憎しみの日々とスカートを捨てる日
入学した日から心待ちにしていた、中学校の卒業式当日。
最後の最後まで男子たちに暴言を吐かれていたが、もう二度と会わないだろうからどうでもいい。
和香と同じ高校に入る人は誰もいない。
卒業式のあとまっすぐ帰宅して、和香がまずやったことは
卒業アルバムを処分することだった。
それもただ捨てるのではない。
各クラスの生徒が載る個別写真、そのなかからいじめの犯人たちの写真を見つけ出し、コンマ一秒も迷うことなくコンパスを突き立てた。
顔がそこに映っていたなんてことがわからなくなるまで、腕を振り上げ振り下ろし、ひとりひとりぐしゃぐしゃに潰していく。

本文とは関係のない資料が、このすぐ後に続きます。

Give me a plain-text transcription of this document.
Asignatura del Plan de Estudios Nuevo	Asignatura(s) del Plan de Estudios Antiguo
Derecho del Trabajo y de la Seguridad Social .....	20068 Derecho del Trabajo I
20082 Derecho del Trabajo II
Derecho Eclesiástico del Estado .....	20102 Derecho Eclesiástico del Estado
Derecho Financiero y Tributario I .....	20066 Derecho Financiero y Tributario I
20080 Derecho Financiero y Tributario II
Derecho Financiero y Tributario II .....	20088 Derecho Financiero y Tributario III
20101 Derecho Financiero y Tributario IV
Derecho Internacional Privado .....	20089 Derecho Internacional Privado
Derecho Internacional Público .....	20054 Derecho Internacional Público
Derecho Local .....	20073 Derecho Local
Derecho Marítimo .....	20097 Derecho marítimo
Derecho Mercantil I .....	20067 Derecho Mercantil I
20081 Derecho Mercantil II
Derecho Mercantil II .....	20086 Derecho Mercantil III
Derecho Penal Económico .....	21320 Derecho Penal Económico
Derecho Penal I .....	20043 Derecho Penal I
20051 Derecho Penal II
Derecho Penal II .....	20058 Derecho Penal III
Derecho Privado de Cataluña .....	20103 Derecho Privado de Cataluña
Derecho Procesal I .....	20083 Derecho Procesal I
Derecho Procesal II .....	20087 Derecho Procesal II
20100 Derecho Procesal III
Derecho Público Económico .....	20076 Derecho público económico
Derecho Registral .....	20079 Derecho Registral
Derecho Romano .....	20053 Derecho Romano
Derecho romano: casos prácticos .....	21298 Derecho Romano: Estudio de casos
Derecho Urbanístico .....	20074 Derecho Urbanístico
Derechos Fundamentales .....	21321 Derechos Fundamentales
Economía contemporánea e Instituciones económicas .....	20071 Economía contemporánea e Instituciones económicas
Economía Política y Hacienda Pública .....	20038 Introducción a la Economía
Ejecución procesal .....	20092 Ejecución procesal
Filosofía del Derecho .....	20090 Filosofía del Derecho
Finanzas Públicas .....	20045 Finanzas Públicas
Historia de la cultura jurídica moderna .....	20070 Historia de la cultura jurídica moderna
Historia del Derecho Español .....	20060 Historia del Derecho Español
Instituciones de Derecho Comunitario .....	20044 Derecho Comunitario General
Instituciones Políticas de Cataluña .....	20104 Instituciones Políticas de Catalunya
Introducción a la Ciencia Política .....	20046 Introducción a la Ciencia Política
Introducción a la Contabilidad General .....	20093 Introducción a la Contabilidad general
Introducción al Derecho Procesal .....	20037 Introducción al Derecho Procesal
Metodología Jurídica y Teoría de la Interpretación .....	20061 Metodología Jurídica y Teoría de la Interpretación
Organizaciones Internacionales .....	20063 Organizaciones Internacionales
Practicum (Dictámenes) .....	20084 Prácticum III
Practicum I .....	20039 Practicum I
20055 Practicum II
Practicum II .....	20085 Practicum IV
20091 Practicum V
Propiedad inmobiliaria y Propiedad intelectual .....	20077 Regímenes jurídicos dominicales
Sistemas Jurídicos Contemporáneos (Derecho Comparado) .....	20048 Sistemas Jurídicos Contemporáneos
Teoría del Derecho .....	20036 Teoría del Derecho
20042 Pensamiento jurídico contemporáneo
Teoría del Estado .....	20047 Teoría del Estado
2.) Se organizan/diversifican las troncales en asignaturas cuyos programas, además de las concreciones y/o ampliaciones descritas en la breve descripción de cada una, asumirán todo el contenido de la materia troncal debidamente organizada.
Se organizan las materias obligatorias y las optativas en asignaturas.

そのあとカッターとハサミで紙を細切れにして、台所のコンロで一つずつ火をつけて炭にする。念の為水をかけてから燃えるゴミの袋にまとめてぶち込んだ。
本人たちを刺すと罪になるから、せめて写真を刺すことで、三年間溜まり淀んだ憎しみを消した。
こうやって卒業アルバムを処分したことが他の人に知られたら、女のすることじゃないだの、怖いだのと言われたんだろう。
正直どうでもよかった。
長年いじめられ続けたことのない人間にはわからないだろう。
理解されたいとも思わない。
本人にコンパスを刺さなかったことを褒めてほしいところだ。
卒業アルバムを捨てて、制服のスカートを脱ぎ捨て、ようやく解放された。
高校の案内に何度も目を通した。
学業に支障をきたさないかぎりは何を着てもいい。
ズボンでいても怒られないなんて最高じゃないか。
スカートの下に体操着のズボンをはくなと、指導の教師に呼び止められることもない。
もうすぐ訪れる私服での高校生活に期待していた。